Thursday, June 28, 2007

Languages and Prep Schools


Americans are anti-language training.

A pastor needs to know various languages: Hebrew, Latin, Greek, German. A number of WELS pastors said, "You know German!?" I said, "You graduated from seminary and didn't learn it?!"

Latin can be taught in the sixth grade, using the Gospel of John. Translate without a pony. Learn the words and grammar by reading. Translate the words known and guess the rest. Reading the Gospel of John in Latin will be a good start for all Latin training. It is a good father-son activity.

One language start per year is plenty.

Greek should follow Latin. The grammar is quite similar. The Gospel of John in Greek is perfect for learning New Testament Greek. The idea should be read the New Testament like a newspaper, not "translate" while reading. The pony has to be chucked. No one can learn a language with a pony or with an interlinear crutch.

German is heavily reliant on Latin. The Gospel of John provides the vocabulary and basic grammar. By the way, grammar is derived from literature, not literature from grammar. Show me a grammar expert and I will show you a non-writer.

My prize student was asked, "How do you know it's subjunctive?"

He responded, "Because it looks funny." Try that in Greek, Latin, and German. Subjunctives do look funny.

A good translator looks at groups of words to make sense. A grammar weenie parses one word at a time. Grammar weenies get good grades, become language teachers trying to produce more weenies, a good example of making disciples.

Language immersion is the only way to really learn a living language. The Army does that very well. Eat, sleep, talk, read the same new language. The brain switches over so that the new language is no longer really translated. It is just known and understood. That would put the weenies out of a job, so they keep on slaughtering the innocent, making them hate all language training.

Hebrew is not tough but can be turned into a difficult language.

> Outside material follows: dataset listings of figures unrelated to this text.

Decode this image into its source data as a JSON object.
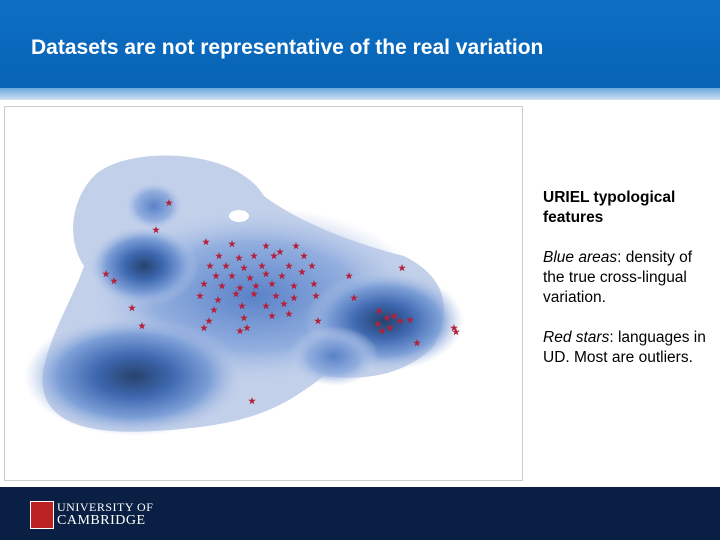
{
  "header": {
    "title": "Datasets are not representative of the real variation"
  },
  "panel": {
    "heading": "URIEL typological features",
    "items": [
      {
        "term": "Blue areas",
        "text": ": density of the true cross-lingual variation."
      },
      {
        "term": "Red stars",
        "text": ": languages in UD. Most are outliers."
      }
    ]
  },
  "footer": {
    "logo_line1": "UNIVERSITY OF",
    "logo_line2": "CAMBRIDGE"
  }
}
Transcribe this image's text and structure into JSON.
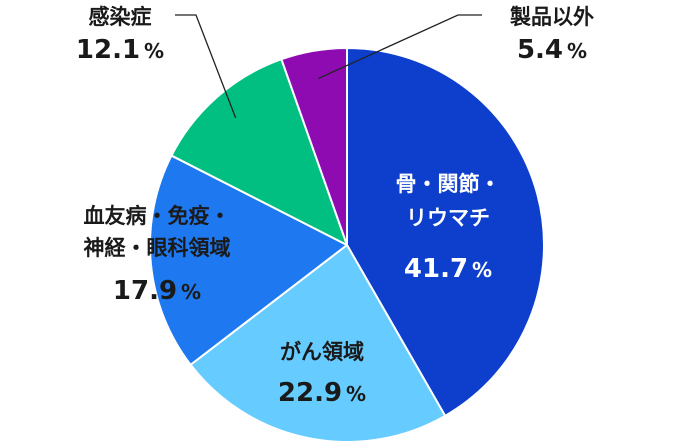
{
  "chart_data": {
    "type": "pie",
    "start": "top",
    "direction": "clockwise",
    "slices": [
      {
        "label_lines": [
          "骨・関節・",
          "リウマチ"
        ],
        "value": 41.7,
        "value_text": "41.7",
        "unit": "%",
        "color": "#0d3fcc",
        "label_color": "#ffffff",
        "label_placement": "inside"
      },
      {
        "label_lines": [
          "がん領域"
        ],
        "value": 22.9,
        "value_text": "22.9",
        "unit": "%",
        "color": "#66ccff",
        "label_color": "#1a1a1a",
        "label_placement": "inside"
      },
      {
        "label_lines": [
          "血友病・免疫・",
          "神経・眼科領域"
        ],
        "value": 17.9,
        "value_text": "17.9",
        "unit": "%",
        "color": "#1e78f0",
        "label_color": "#1a1a1a",
        "label_placement": "inside"
      },
      {
        "label_lines": [
          "感染症"
        ],
        "value": 12.1,
        "value_text": "12.1",
        "unit": "%",
        "color": "#00bf80",
        "label_color": "#1a1a1a",
        "label_placement": "outside-left"
      },
      {
        "label_lines": [
          "製品以外"
        ],
        "value": 5.4,
        "value_text": "5.4",
        "unit": "%",
        "color": "#8e0bb2",
        "label_color": "#1a1a1a",
        "label_placement": "outside-right"
      }
    ]
  }
}
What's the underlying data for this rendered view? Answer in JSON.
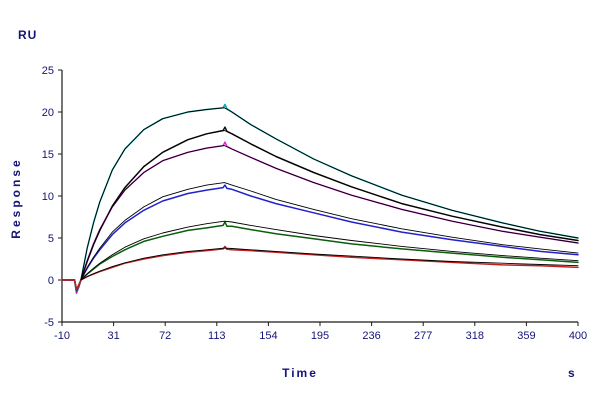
{
  "chart_data": {
    "type": "line",
    "title": "",
    "ylabel": "Response",
    "y_unit": "RU",
    "xlabel": "Time",
    "x_unit": "s",
    "xlim": [
      -10,
      400
    ],
    "ylim": [
      -5,
      25
    ],
    "x_ticks": [
      -10,
      31,
      72,
      113,
      154,
      195,
      236,
      277,
      318,
      359,
      400
    ],
    "y_ticks": [
      -5,
      0,
      5,
      10,
      15,
      20,
      25
    ],
    "grid": false,
    "legend_position": "none",
    "axis_color": "#1a1a1a",
    "label_color": "#14147a",
    "description": "SPR sensorgram: six concentration traces (association ~5-120 s, dissociation 120-400 s) each overlaid with a black kinetic fit line",
    "series": [
      {
        "name": "trace-cyan",
        "role": "measured",
        "color": "#00AAAF",
        "width": 1.5,
        "points": [
          [
            -10,
            0
          ],
          [
            0,
            0
          ],
          [
            1.5,
            -1.6
          ],
          [
            3.5,
            -0.8
          ],
          [
            5,
            0
          ],
          [
            10,
            3.8
          ],
          [
            15,
            6.8
          ],
          [
            20,
            9.3
          ],
          [
            30,
            13.1
          ],
          [
            40,
            15.6
          ],
          [
            55,
            17.9
          ],
          [
            70,
            19.2
          ],
          [
            90,
            20.0
          ],
          [
            105,
            20.3
          ],
          [
            118,
            20.5
          ],
          [
            119.5,
            20.9
          ],
          [
            121,
            20.4
          ],
          [
            125,
            20.0
          ],
          [
            140,
            18.5
          ],
          [
            160,
            16.8
          ],
          [
            190,
            14.4
          ],
          [
            220,
            12.4
          ],
          [
            260,
            10.1
          ],
          [
            300,
            8.3
          ],
          [
            340,
            6.8
          ],
          [
            370,
            5.8
          ],
          [
            400,
            5.0
          ]
        ]
      },
      {
        "name": "trace-black",
        "role": "measured",
        "color": "#111111",
        "width": 1.5,
        "points": [
          [
            -10,
            0
          ],
          [
            0,
            0
          ],
          [
            1.5,
            -1.4
          ],
          [
            3.5,
            -0.7
          ],
          [
            5,
            0
          ],
          [
            10,
            2.2
          ],
          [
            15,
            4.2
          ],
          [
            20,
            5.9
          ],
          [
            30,
            8.8
          ],
          [
            40,
            11.0
          ],
          [
            55,
            13.5
          ],
          [
            70,
            15.2
          ],
          [
            90,
            16.7
          ],
          [
            105,
            17.4
          ],
          [
            118,
            17.8
          ],
          [
            119.5,
            18.2
          ],
          [
            121,
            17.7
          ],
          [
            125,
            17.4
          ],
          [
            140,
            16.2
          ],
          [
            160,
            14.7
          ],
          [
            190,
            12.8
          ],
          [
            220,
            11.1
          ],
          [
            260,
            9.1
          ],
          [
            300,
            7.6
          ],
          [
            340,
            6.3
          ],
          [
            370,
            5.4
          ],
          [
            400,
            4.7
          ]
        ]
      },
      {
        "name": "trace-magenta",
        "role": "measured",
        "color": "#DD22DD",
        "width": 1.5,
        "points": [
          [
            -10,
            0
          ],
          [
            0,
            0
          ],
          [
            1.5,
            -1.5
          ],
          [
            3.5,
            -0.7
          ],
          [
            5,
            0
          ],
          [
            10,
            2.3
          ],
          [
            15,
            4.3
          ],
          [
            20,
            6.0
          ],
          [
            30,
            8.7
          ],
          [
            40,
            10.7
          ],
          [
            55,
            12.8
          ],
          [
            70,
            14.2
          ],
          [
            90,
            15.2
          ],
          [
            105,
            15.7
          ],
          [
            118,
            16.0
          ],
          [
            119.5,
            16.4
          ],
          [
            121,
            15.9
          ],
          [
            125,
            15.6
          ],
          [
            140,
            14.6
          ],
          [
            160,
            13.3
          ],
          [
            190,
            11.6
          ],
          [
            220,
            10.1
          ],
          [
            260,
            8.4
          ],
          [
            300,
            7.0
          ],
          [
            340,
            5.8
          ],
          [
            370,
            5.1
          ],
          [
            400,
            4.4
          ]
        ]
      },
      {
        "name": "trace-blue",
        "role": "measured",
        "color": "#2222CC",
        "width": 1.5,
        "points": [
          [
            -10,
            0
          ],
          [
            0,
            0
          ],
          [
            1.5,
            -1.3
          ],
          [
            3.5,
            -0.6
          ],
          [
            5,
            0
          ],
          [
            10,
            1.4
          ],
          [
            15,
            2.6
          ],
          [
            20,
            3.6
          ],
          [
            30,
            5.4
          ],
          [
            40,
            6.8
          ],
          [
            55,
            8.3
          ],
          [
            70,
            9.4
          ],
          [
            90,
            10.3
          ],
          [
            105,
            10.7
          ],
          [
            118,
            11.0
          ],
          [
            119.5,
            11.3
          ],
          [
            121,
            10.9
          ],
          [
            125,
            10.8
          ],
          [
            140,
            10.0
          ],
          [
            160,
            9.1
          ],
          [
            190,
            8.0
          ],
          [
            220,
            6.9
          ],
          [
            260,
            5.7
          ],
          [
            300,
            4.8
          ],
          [
            340,
            4.0
          ],
          [
            370,
            3.4
          ],
          [
            400,
            3.0
          ]
        ]
      },
      {
        "name": "trace-green",
        "role": "measured",
        "color": "#0A5D0A",
        "width": 1.5,
        "points": [
          [
            -10,
            0
          ],
          [
            0,
            0
          ],
          [
            1.5,
            -1.2
          ],
          [
            3.5,
            -0.6
          ],
          [
            5,
            0
          ],
          [
            10,
            0.7
          ],
          [
            15,
            1.3
          ],
          [
            20,
            1.9
          ],
          [
            30,
            2.8
          ],
          [
            40,
            3.6
          ],
          [
            55,
            4.6
          ],
          [
            70,
            5.2
          ],
          [
            90,
            5.9
          ],
          [
            105,
            6.2
          ],
          [
            118,
            6.5
          ],
          [
            119.5,
            6.9
          ],
          [
            121,
            6.4
          ],
          [
            125,
            6.4
          ],
          [
            140,
            6.0
          ],
          [
            160,
            5.5
          ],
          [
            190,
            4.9
          ],
          [
            220,
            4.3
          ],
          [
            260,
            3.7
          ],
          [
            300,
            3.2
          ],
          [
            340,
            2.7
          ],
          [
            370,
            2.4
          ],
          [
            400,
            2.1
          ]
        ]
      },
      {
        "name": "trace-red",
        "role": "measured",
        "color": "#C02020",
        "width": 1.5,
        "points": [
          [
            -10,
            0
          ],
          [
            0,
            0
          ],
          [
            1.5,
            -1.1
          ],
          [
            3.5,
            -0.5
          ],
          [
            5,
            0
          ],
          [
            10,
            0.4
          ],
          [
            15,
            0.7
          ],
          [
            20,
            1.0
          ],
          [
            30,
            1.5
          ],
          [
            40,
            2.0
          ],
          [
            55,
            2.5
          ],
          [
            70,
            2.9
          ],
          [
            90,
            3.3
          ],
          [
            105,
            3.5
          ],
          [
            118,
            3.7
          ],
          [
            119.5,
            4.0
          ],
          [
            121,
            3.65
          ],
          [
            125,
            3.6
          ],
          [
            140,
            3.5
          ],
          [
            160,
            3.3
          ],
          [
            190,
            3.0
          ],
          [
            220,
            2.7
          ],
          [
            260,
            2.4
          ],
          [
            300,
            2.1
          ],
          [
            340,
            1.8
          ],
          [
            370,
            1.7
          ],
          [
            400,
            1.5
          ]
        ]
      },
      {
        "name": "fit-cyan",
        "role": "fit",
        "color": "#000000",
        "width": 0.9,
        "points": [
          [
            5,
            0
          ],
          [
            10,
            3.8
          ],
          [
            15,
            6.8
          ],
          [
            20,
            9.3
          ],
          [
            30,
            13.1
          ],
          [
            40,
            15.6
          ],
          [
            55,
            17.9
          ],
          [
            70,
            19.2
          ],
          [
            90,
            20.0
          ],
          [
            105,
            20.3
          ],
          [
            119,
            20.5
          ],
          [
            125,
            20.0
          ],
          [
            140,
            18.5
          ],
          [
            160,
            16.8
          ],
          [
            190,
            14.4
          ],
          [
            220,
            12.4
          ],
          [
            260,
            10.1
          ],
          [
            300,
            8.3
          ],
          [
            340,
            6.8
          ],
          [
            370,
            5.8
          ],
          [
            400,
            5.0
          ]
        ]
      },
      {
        "name": "fit-black",
        "role": "fit",
        "color": "#000000",
        "width": 0.9,
        "points": [
          [
            5,
            0
          ],
          [
            10,
            2.2
          ],
          [
            15,
            4.2
          ],
          [
            20,
            5.9
          ],
          [
            30,
            8.8
          ],
          [
            40,
            11.0
          ],
          [
            55,
            13.5
          ],
          [
            70,
            15.2
          ],
          [
            90,
            16.7
          ],
          [
            105,
            17.4
          ],
          [
            119,
            17.8
          ],
          [
            125,
            17.4
          ],
          [
            140,
            16.2
          ],
          [
            160,
            14.7
          ],
          [
            190,
            12.8
          ],
          [
            220,
            11.1
          ],
          [
            260,
            9.1
          ],
          [
            300,
            7.6
          ],
          [
            340,
            6.3
          ],
          [
            370,
            5.4
          ],
          [
            400,
            4.7
          ]
        ]
      },
      {
        "name": "fit-magenta",
        "role": "fit",
        "color": "#000000",
        "width": 0.9,
        "points": [
          [
            5,
            0
          ],
          [
            10,
            2.3
          ],
          [
            15,
            4.3
          ],
          [
            20,
            6.0
          ],
          [
            30,
            8.7
          ],
          [
            40,
            10.7
          ],
          [
            55,
            12.8
          ],
          [
            70,
            14.2
          ],
          [
            90,
            15.2
          ],
          [
            105,
            15.7
          ],
          [
            119,
            16.0
          ],
          [
            125,
            15.6
          ],
          [
            140,
            14.6
          ],
          [
            160,
            13.3
          ],
          [
            190,
            11.6
          ],
          [
            220,
            10.1
          ],
          [
            260,
            8.4
          ],
          [
            300,
            7.0
          ],
          [
            340,
            5.8
          ],
          [
            370,
            5.1
          ],
          [
            400,
            4.4
          ]
        ]
      },
      {
        "name": "fit-blue",
        "role": "fit",
        "color": "#000000",
        "width": 0.9,
        "points": [
          [
            5,
            0
          ],
          [
            10,
            1.5
          ],
          [
            15,
            2.7
          ],
          [
            20,
            3.8
          ],
          [
            30,
            5.7
          ],
          [
            40,
            7.1
          ],
          [
            55,
            8.7
          ],
          [
            70,
            9.9
          ],
          [
            90,
            10.8
          ],
          [
            105,
            11.3
          ],
          [
            119,
            11.6
          ],
          [
            125,
            11.3
          ],
          [
            140,
            10.6
          ],
          [
            160,
            9.6
          ],
          [
            190,
            8.4
          ],
          [
            220,
            7.3
          ],
          [
            260,
            6.1
          ],
          [
            300,
            5.1
          ],
          [
            340,
            4.2
          ],
          [
            370,
            3.7
          ],
          [
            400,
            3.2
          ]
        ]
      },
      {
        "name": "fit-green",
        "role": "fit",
        "color": "#000000",
        "width": 0.9,
        "points": [
          [
            5,
            0
          ],
          [
            10,
            0.75
          ],
          [
            15,
            1.4
          ],
          [
            20,
            2.0
          ],
          [
            30,
            3.0
          ],
          [
            40,
            3.9
          ],
          [
            55,
            4.9
          ],
          [
            70,
            5.6
          ],
          [
            90,
            6.3
          ],
          [
            105,
            6.7
          ],
          [
            119,
            7.0
          ],
          [
            125,
            6.9
          ],
          [
            140,
            6.5
          ],
          [
            160,
            6.0
          ],
          [
            190,
            5.3
          ],
          [
            220,
            4.7
          ],
          [
            260,
            4.0
          ],
          [
            300,
            3.4
          ],
          [
            340,
            2.9
          ],
          [
            370,
            2.6
          ],
          [
            400,
            2.3
          ]
        ]
      },
      {
        "name": "fit-red",
        "role": "fit",
        "color": "#000000",
        "width": 0.9,
        "points": [
          [
            5,
            0
          ],
          [
            10,
            0.4
          ],
          [
            15,
            0.75
          ],
          [
            20,
            1.05
          ],
          [
            30,
            1.6
          ],
          [
            40,
            2.05
          ],
          [
            55,
            2.6
          ],
          [
            70,
            3.0
          ],
          [
            90,
            3.4
          ],
          [
            105,
            3.6
          ],
          [
            119,
            3.8
          ],
          [
            125,
            3.75
          ],
          [
            140,
            3.6
          ],
          [
            160,
            3.4
          ],
          [
            190,
            3.1
          ],
          [
            220,
            2.85
          ],
          [
            260,
            2.5
          ],
          [
            300,
            2.2
          ],
          [
            340,
            2.0
          ],
          [
            370,
            1.85
          ],
          [
            400,
            1.7
          ]
        ]
      }
    ]
  }
}
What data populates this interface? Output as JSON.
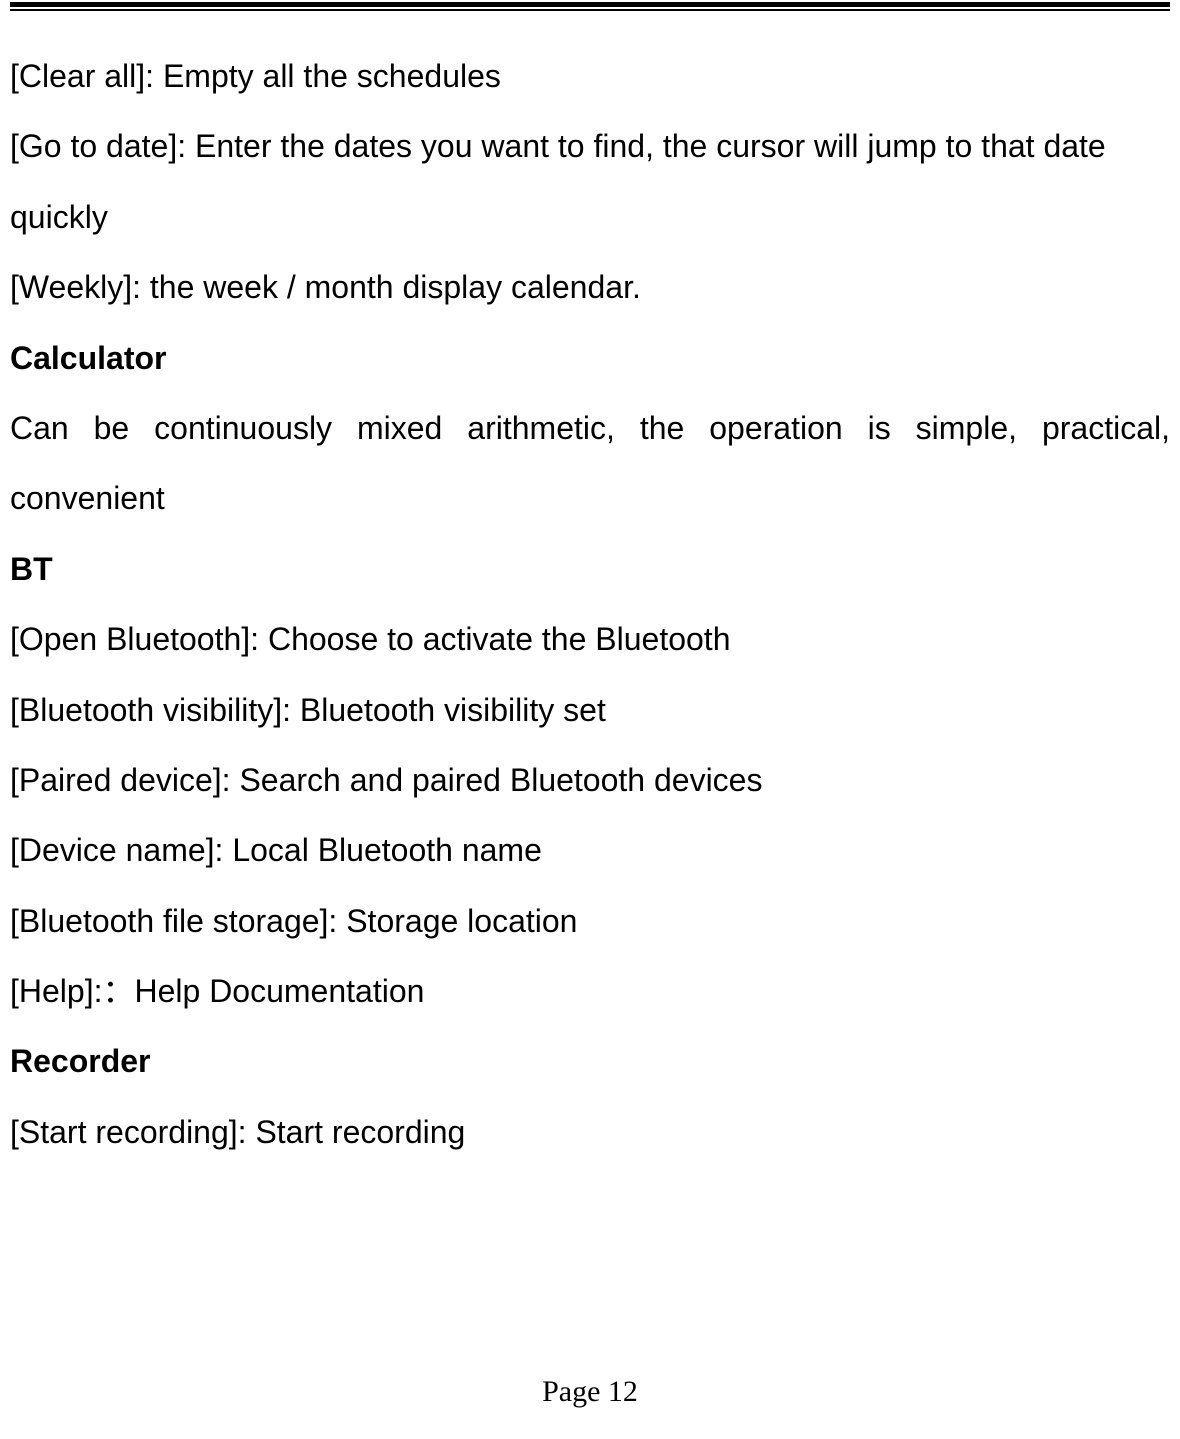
{
  "lines": {
    "clear_all": "[Clear all]: Empty all the schedules",
    "go_to_date": "[Go to date]: Enter the dates you want to find, the cursor will jump to that date quickly",
    "weekly": "[Weekly]: the week / month display calendar.",
    "calculator_heading": "Calculator",
    "calculator_desc": "Can be continuously mixed arithmetic, the operation is simple, practical, convenient",
    "bt_heading": "BT",
    "open_bluetooth": "[Open Bluetooth]: Choose to activate the Bluetooth",
    "bluetooth_visibility": "[Bluetooth visibility]: Bluetooth visibility set",
    "paired_device": "[Paired device]: Search and paired Bluetooth devices",
    "device_name": "[Device name]: Local Bluetooth name",
    "bluetooth_storage": "[Bluetooth file storage]: Storage location",
    "help": "[Help]:：Help Documentation",
    "recorder_heading": "Recorder",
    "start_recording": "[Start recording]: Start recording"
  },
  "page_number": "Page 12",
  "styling": {
    "body_font_size": 32,
    "heading_font_weight": "bold",
    "text_color": "#000000",
    "background_color": "#ffffff",
    "page_number_font": "Times New Roman",
    "line_height": 2.2,
    "border_top_thick": 5,
    "border_top_thin": 2
  }
}
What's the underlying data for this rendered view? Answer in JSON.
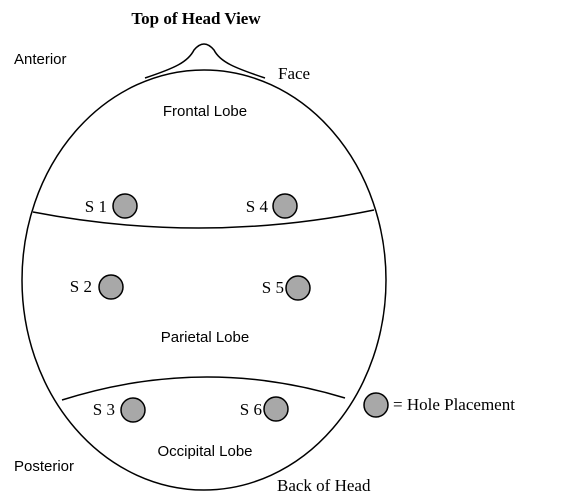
{
  "title": "Top of Head View",
  "orientation": {
    "anterior": "Anterior",
    "posterior": "Posterior",
    "face": "Face",
    "back": "Back of Head"
  },
  "lobes": [
    "Frontal Lobe",
    "Parietal Lobe",
    "Occipital Lobe"
  ],
  "sites": [
    "S 1",
    "S 2",
    "S 3",
    "S 4",
    "S 5",
    "S 6"
  ],
  "legend": {
    "label": "= Hole Placement"
  }
}
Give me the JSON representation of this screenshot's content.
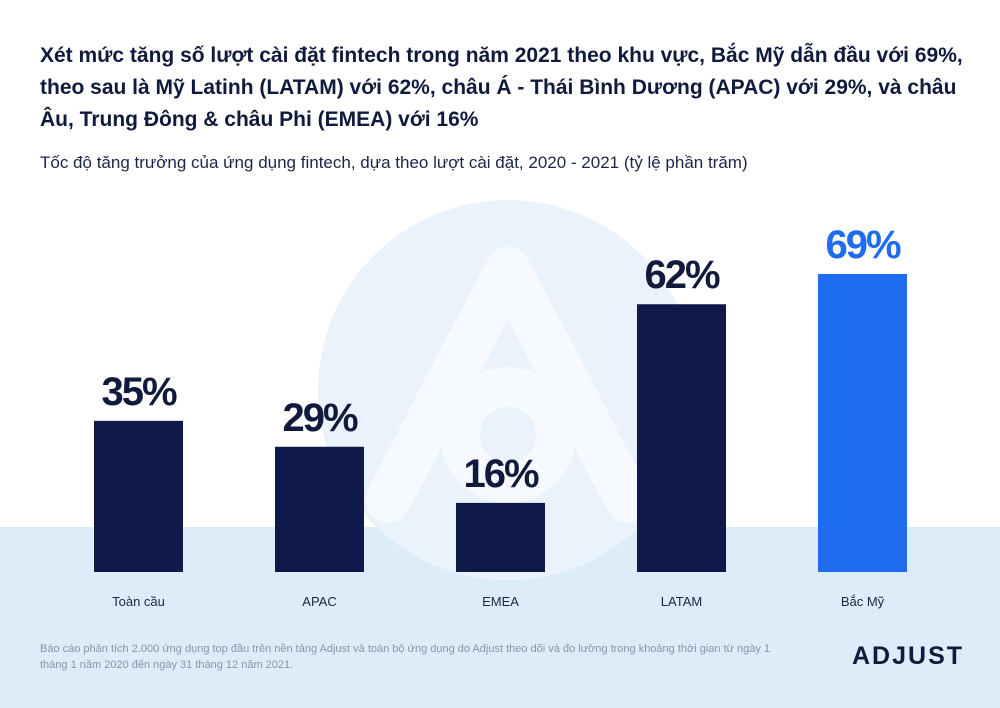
{
  "headline": "Xét mức tăng số lượt cài đặt fintech trong năm 2021 theo khu vực, Bắc Mỹ dẫn đầu với 69%, theo sau là Mỹ Latinh (LATAM) với 62%, châu Á - Thái Bình Dương (APAC) với 29%, và châu Âu, Trung Đông & châu Phi (EMEA) với 16%",
  "subtitle": "Tốc độ tăng trưởng của ứng dụng fintech, dựa theo lượt cài đặt, 2020 - 2021 (tỷ lệ phần trăm)",
  "footnote": "Báo cáo phân tích 2.000 ứng dụng top đầu trên nền tảng Adjust và toàn bộ ứng dụng do Adjust theo dõi và đo lường trong khoảng thời gian từ ngày 1 tháng 1 năm 2020 đến ngày 31 tháng 12 năm 2021.",
  "brand": "ADJUST",
  "colors": {
    "bar_default": "#0f1a4a",
    "bar_highlight": "#1f6cf0",
    "text_dark": "#0f1a3d"
  },
  "chart_data": {
    "type": "bar",
    "title": "Tốc độ tăng trưởng của ứng dụng fintech, dựa theo lượt cài đặt, 2020 - 2021 (tỷ lệ phần trăm)",
    "xlabel": "",
    "ylabel": "",
    "ylim": [
      0,
      69
    ],
    "categories": [
      "Toàn cầu",
      "APAC",
      "EMEA",
      "LATAM",
      "Bắc Mỹ"
    ],
    "values": [
      35,
      29,
      16,
      62,
      69
    ],
    "value_labels": [
      "35%",
      "29%",
      "16%",
      "62%",
      "69%"
    ],
    "highlight_index": 4,
    "grid": false
  }
}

Hebrew is absolutely essential for understanding the Old Testament. I asked to study Hebrew at my LCA seminary. The dean said, "Why?" Jonah or another simple book is a good start for Hebrew. The best teacher is one who knows and loves Hebrew. Watertown had an excellent professor of Hebrew. The men left college with a solid knowledge of Hebrew. They knew Greek and probably some Latin. Our son could speed-translate Latin, German, Greek out loud, faster than I could follow the text. He could follow Spanish TV and translate back and forth in Mexico. He knew Hebrew quite well.

I did what I could for his language training. MLS and Watertown (now Luther Prep) contributed their share. His mother contributed a rare genius for language and a photographic memory, which he inherited. Then he got involved in computer languages, which were easy compared to human language.